Woodturning Lathe Build Process
Page 27 of 43
Posted 8th March 2024
The next job I decided to work on is one that is arguably a bit pointless, but I thought I'd do it anyway.
I started with a bit of 25 mm silver steel in the chuck. I faced it off and then drilled and tapped an M10 left-hand thread:
I then transferred it to a collet block in the mill vice for shaping:
The first job was to remove the stock to slightly under half-way, before removing all the way to the midway point on just one side. I then flipped it over and repeated - note that I'm using a slightly blunt carbide tip because I don't really care how rough the finish is on this part:
I then held the collet block at a rather arbitrary angle in the mill vice (the angle was mostly dictated by the length of the bar!) and used the same cutter to turn those prongs into pointy bits:
The part was then sawn off with the horizontal bandsaw and then I used the lathe again to clean the rear face up:
The other half of this part was made from an old MT2 blank end arbor, which had previously been used for a tailstock die holder for my mini-lathe. I never use the mini-lathe now that I've got the Harrison M250, so I figured this part was fair game. To hold it in the spindle, I used a stack of adaptors. The M250 has a rather unusual Morse Taper 4.5. A while ago I made myself an adaptor to go from MT4.5 to MT3 (the "proper" adaptors of the sort that would have come with the lathe seem to be like rocking horse droppings). This, in combination with an off-the shelf MT3 to MT2 adaptor allowed me to hold the part, with a bit of M10 threaded rod all the way through the spindle acting as a drawbar to stop the arbor from shifting.
It was then just a case of cutting the matching M10 left-hand thread...
... and then making the end pointy:
That's it done for now. I should probably harden and temper the silver steel part, but I don't think I'm going to bother. The two parts together go in the headstock spindle thus:
Any turning forces will tend to act in the direction that causes the thread to unscrew, which will drive the prongs further into the wooden workpiece.
It's probably a rather unconventional design for a drive centre, but it felt like it was the easiest way to make one given the bits I had to hand.
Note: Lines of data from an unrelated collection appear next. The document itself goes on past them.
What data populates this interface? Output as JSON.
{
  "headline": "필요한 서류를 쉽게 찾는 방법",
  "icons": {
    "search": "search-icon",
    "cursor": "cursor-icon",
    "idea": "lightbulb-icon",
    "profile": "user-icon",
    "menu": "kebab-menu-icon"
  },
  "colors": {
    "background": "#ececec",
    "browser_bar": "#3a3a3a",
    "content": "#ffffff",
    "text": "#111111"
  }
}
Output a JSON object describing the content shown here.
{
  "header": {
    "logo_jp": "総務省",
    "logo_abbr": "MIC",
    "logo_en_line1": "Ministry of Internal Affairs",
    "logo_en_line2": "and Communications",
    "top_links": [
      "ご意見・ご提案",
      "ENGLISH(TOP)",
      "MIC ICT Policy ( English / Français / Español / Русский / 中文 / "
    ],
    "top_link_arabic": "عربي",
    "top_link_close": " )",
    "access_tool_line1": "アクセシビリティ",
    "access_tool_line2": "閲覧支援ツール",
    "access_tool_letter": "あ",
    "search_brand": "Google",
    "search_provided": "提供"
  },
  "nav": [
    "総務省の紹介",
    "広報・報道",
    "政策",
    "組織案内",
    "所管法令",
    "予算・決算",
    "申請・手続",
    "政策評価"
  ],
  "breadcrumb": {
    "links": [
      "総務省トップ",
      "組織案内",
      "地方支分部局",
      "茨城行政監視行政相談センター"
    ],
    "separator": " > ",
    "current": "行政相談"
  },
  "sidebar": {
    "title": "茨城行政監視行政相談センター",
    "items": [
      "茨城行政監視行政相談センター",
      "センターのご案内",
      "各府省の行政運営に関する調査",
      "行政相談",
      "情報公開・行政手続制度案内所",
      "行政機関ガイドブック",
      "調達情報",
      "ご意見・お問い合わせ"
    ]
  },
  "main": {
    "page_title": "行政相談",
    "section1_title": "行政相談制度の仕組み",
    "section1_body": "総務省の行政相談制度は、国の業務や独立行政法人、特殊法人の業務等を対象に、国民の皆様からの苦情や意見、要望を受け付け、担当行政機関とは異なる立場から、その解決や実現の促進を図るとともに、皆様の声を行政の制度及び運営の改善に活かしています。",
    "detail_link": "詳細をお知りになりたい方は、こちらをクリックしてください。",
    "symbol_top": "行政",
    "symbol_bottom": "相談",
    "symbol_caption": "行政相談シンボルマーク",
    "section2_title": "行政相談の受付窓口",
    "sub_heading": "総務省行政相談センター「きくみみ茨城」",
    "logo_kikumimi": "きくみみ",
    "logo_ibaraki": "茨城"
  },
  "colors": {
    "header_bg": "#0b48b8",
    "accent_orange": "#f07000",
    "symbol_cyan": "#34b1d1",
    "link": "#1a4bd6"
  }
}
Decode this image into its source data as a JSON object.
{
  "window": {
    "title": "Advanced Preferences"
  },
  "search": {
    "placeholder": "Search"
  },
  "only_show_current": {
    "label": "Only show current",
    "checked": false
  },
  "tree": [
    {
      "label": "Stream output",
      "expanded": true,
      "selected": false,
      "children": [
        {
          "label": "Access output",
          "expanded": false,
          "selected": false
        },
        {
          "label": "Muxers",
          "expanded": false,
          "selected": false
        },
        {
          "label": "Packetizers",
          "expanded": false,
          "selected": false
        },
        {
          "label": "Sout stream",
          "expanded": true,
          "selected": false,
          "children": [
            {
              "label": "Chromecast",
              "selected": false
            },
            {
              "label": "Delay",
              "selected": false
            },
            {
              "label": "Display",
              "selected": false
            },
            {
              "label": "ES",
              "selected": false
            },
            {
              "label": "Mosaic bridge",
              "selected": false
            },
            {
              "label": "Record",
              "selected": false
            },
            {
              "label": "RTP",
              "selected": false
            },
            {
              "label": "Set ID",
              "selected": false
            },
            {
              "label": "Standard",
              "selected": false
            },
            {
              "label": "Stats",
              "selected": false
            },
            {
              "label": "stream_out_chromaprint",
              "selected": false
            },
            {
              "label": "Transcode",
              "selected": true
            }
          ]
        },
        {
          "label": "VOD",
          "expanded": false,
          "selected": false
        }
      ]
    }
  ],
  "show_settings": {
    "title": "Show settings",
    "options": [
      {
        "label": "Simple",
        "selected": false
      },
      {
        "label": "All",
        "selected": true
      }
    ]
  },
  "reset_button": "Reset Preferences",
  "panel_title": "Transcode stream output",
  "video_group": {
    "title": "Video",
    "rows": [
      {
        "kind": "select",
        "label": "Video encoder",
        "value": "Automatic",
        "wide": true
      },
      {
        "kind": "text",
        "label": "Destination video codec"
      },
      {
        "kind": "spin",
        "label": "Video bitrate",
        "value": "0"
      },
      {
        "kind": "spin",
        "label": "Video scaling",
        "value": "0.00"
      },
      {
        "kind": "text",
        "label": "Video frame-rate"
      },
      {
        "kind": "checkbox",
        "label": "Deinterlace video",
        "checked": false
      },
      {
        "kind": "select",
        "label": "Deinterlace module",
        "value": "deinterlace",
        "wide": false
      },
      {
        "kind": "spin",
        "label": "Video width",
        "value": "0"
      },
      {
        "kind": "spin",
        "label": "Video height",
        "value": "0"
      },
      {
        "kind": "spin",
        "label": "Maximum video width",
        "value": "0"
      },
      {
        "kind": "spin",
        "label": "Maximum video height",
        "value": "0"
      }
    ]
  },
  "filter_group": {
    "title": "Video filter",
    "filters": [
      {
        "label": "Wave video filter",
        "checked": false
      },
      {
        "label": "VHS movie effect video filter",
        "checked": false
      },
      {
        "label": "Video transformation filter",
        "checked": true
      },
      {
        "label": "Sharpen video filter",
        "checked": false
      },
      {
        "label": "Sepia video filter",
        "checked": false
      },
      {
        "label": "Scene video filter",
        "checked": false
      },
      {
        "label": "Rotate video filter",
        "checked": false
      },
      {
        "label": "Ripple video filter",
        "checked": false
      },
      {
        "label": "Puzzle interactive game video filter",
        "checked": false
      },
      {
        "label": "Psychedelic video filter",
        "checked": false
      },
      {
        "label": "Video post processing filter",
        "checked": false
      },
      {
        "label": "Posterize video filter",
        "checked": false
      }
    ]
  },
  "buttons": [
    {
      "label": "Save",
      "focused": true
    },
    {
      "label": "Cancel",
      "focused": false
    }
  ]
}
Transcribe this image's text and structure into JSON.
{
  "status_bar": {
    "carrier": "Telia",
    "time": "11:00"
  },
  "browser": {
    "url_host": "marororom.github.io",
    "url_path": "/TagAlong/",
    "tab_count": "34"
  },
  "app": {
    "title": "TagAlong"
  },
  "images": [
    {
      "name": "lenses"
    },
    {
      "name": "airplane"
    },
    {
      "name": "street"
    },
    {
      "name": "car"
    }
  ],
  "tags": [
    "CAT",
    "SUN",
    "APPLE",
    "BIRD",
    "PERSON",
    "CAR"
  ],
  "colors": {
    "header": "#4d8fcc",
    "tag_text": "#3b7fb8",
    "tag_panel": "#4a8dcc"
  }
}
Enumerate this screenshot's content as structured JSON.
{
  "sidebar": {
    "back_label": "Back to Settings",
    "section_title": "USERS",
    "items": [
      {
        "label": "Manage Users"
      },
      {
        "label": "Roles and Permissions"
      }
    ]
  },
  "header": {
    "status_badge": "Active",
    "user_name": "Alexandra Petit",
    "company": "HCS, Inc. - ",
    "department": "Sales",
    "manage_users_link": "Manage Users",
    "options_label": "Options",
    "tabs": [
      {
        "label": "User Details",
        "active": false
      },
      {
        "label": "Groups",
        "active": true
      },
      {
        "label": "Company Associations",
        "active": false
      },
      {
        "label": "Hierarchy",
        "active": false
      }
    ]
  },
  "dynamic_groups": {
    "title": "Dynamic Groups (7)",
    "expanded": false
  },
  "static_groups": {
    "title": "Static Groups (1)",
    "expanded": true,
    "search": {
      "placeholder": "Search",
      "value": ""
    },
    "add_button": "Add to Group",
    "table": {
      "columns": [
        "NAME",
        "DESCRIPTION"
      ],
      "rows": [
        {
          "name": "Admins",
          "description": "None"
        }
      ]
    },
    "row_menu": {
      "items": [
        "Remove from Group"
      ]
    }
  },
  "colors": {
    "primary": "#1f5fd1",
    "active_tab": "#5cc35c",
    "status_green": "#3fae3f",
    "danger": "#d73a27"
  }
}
The reason that I'm not going to harden it and that I said at the start that it's a bit pointless is that I'm planning to buy a proper commercial drive centre fairly soon (recommendations are welcome). I only really made this one to prove to myself that I can get to the point of turning a chisel handle with minimal purchases involved. As soon as I've proved this works well enough to be functional, it'll probably go in the metal scrap bin!